Hints: The 67th Tree Problem

Hint 1 ↕

Let $n = x + y$. Root the tree at node $1$ and recall “subtree size of $u$” means $|T_u|$.

What is the subtree size of a leaf $u \neq 1$? What parity does that force?

Answer to Hint 1 ↕

Answer to Hint 1: A leaf $u \neq 1$ has $|T_u| = 1$, which is odd. So every non-root leaf is a vertex whose subtree size is odd.

What inequality must hold between $x$ and $y$, comparing “how many even-subtree nodes you want” to “how many odd-subtree nodes you need at minimum”?

Hint 2 ↕

Any tree with $n \ge 2$ has at least two leaves, and (except for the root) those leaves have odd subtree size. Use that to compare $x$ and $y$.

When should you output NO immediately from this kind of counting?

Answer to Hint 2 ↕

Answer to Hint 2: You must have $x \le y$: there cannot be more even-subtree vertices than odd-subtree vertices in this sense. Concretely, if $x > y$, output NO.

Next, look at the root: $|T_1| = n$. Does the root’s parity depend on anything besides $n$?

Hint 3 ↕

If $n$ is even, then $|T_1|$ is even, so vertex $1$ always counts toward $x$.

Can you have no even-subtree vertex at all in that situation?

Answer to Hint 3 ↕

Answer to Hint 3: No. If $n$ is even, the root itself is an even-subtree vertex, so $x = 0$ is impossible. Thus if $n$ is even and $x = 0$, output NO.

Together with $x \le y$, these are the standard quick impossibility checks; otherwise, try to construct.

Hint 4 ↕

Think about building a path (a chain) from the root: if you only extend the tree at the current deepest vertex, subtree sizes along the path are easy to reason about.

What happens to the parities of $|T_u|$ on the path when you attach one new leaf to the deepest vertex?

Answer to Hint 4 ↕

Answer to Hint 4: Adding a leaf under a vertex increases its subtree size by $1$, flipping its parity—and the same flip propagates to every ancestor, including the root.

So you can first grow a path to “spend” the even-subtree budget in a controlled way, then attach the remaining vertices as further leaves from the tail to finish the odd-subtree budget.

Hint 5 ↕

Try: extend a path $1\text{--}2\text{--}\cdots$ while updating how many even- and odd-subtree vertices you still need, using the parity of the next vertex’s subtree size and the parity of the current total size.

When the even budget hits zero, attach each remaining new vertex as a leaf to the current endpoint until all requirements are met.

How do you bookkeep $(x, y)$ and $n$ after fixing the root’s contribution?

Answer to Hint 5 ↕

Answer to Hint 5: Let $n = x + y$. First account for vertex $1$: if $n$ is even, decrement $x$; if $n$ is odd, decrement $y$. Then set $n \leftarrow n - 1$ (one vertex is already placed).

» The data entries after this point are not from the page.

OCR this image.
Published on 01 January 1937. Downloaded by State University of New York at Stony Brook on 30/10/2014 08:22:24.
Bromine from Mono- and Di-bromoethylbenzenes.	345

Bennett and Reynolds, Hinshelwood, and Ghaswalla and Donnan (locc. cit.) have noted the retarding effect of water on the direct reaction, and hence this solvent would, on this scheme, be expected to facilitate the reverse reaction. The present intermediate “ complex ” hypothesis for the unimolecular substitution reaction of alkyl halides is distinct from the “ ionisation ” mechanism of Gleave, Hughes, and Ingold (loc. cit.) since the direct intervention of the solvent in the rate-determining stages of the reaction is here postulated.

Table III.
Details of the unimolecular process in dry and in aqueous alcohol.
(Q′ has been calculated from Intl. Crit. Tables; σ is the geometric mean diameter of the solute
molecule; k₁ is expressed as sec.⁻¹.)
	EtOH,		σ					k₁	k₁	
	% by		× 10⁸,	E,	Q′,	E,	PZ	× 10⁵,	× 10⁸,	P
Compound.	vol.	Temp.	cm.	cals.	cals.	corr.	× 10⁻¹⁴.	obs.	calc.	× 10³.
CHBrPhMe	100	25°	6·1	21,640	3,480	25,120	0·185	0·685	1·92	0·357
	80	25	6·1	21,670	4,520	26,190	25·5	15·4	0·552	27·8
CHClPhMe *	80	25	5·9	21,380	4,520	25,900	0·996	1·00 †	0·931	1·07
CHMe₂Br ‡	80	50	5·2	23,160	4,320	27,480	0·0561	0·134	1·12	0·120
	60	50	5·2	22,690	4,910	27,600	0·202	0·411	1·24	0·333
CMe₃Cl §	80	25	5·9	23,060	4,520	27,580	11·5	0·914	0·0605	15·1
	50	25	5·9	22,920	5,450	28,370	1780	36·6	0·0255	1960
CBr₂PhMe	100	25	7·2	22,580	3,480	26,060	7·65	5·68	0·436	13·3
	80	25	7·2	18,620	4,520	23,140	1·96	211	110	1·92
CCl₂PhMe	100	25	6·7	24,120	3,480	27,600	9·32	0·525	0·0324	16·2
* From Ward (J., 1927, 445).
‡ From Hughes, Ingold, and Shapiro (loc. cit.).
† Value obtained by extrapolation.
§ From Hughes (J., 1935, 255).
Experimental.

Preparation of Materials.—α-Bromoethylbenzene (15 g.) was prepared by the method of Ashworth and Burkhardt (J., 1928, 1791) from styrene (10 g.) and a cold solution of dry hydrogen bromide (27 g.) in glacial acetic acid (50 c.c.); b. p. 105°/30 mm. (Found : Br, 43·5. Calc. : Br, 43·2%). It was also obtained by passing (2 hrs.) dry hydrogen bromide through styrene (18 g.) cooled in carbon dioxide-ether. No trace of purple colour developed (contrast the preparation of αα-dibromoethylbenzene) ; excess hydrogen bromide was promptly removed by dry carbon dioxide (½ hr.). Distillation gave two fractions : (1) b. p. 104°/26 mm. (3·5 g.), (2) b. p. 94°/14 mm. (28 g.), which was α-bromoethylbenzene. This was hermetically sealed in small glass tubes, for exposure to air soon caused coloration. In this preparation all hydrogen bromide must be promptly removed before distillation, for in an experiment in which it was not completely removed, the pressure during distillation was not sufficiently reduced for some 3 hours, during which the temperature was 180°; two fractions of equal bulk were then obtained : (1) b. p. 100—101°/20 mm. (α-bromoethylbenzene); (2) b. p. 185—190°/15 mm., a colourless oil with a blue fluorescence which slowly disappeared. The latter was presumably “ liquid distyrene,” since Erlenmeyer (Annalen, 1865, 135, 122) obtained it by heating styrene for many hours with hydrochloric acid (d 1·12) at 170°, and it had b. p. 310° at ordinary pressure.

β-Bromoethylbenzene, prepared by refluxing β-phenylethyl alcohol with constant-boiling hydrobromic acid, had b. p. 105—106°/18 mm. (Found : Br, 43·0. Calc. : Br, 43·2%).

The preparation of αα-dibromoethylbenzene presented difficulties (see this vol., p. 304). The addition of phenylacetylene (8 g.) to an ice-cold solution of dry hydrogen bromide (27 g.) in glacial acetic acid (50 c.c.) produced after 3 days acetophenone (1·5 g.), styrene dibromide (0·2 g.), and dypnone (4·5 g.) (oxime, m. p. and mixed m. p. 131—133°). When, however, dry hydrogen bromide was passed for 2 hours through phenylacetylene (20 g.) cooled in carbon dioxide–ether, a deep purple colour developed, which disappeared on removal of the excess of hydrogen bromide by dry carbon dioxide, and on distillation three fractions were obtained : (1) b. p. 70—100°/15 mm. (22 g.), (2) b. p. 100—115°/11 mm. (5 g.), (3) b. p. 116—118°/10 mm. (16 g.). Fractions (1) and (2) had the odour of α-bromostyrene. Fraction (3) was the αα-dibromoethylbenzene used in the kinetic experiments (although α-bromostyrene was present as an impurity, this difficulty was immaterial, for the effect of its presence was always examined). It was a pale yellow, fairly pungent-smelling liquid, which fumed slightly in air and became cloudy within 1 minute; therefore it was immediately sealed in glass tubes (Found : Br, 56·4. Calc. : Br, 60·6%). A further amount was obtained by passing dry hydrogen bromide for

While you still need even-subtree vertices along the growing path, add an edge to a new vertex, update $n$, and decrement $x$ or $y$ according to whether the new vertex’s subtree size is even or odd under your attachment rule.

When $x = 0$, only add leaves hanging from the current tail: each new leaf is odd-subtree, and the tail’s subtree parity updates predictably as leaves are appended one by one until $y$ is exhausted.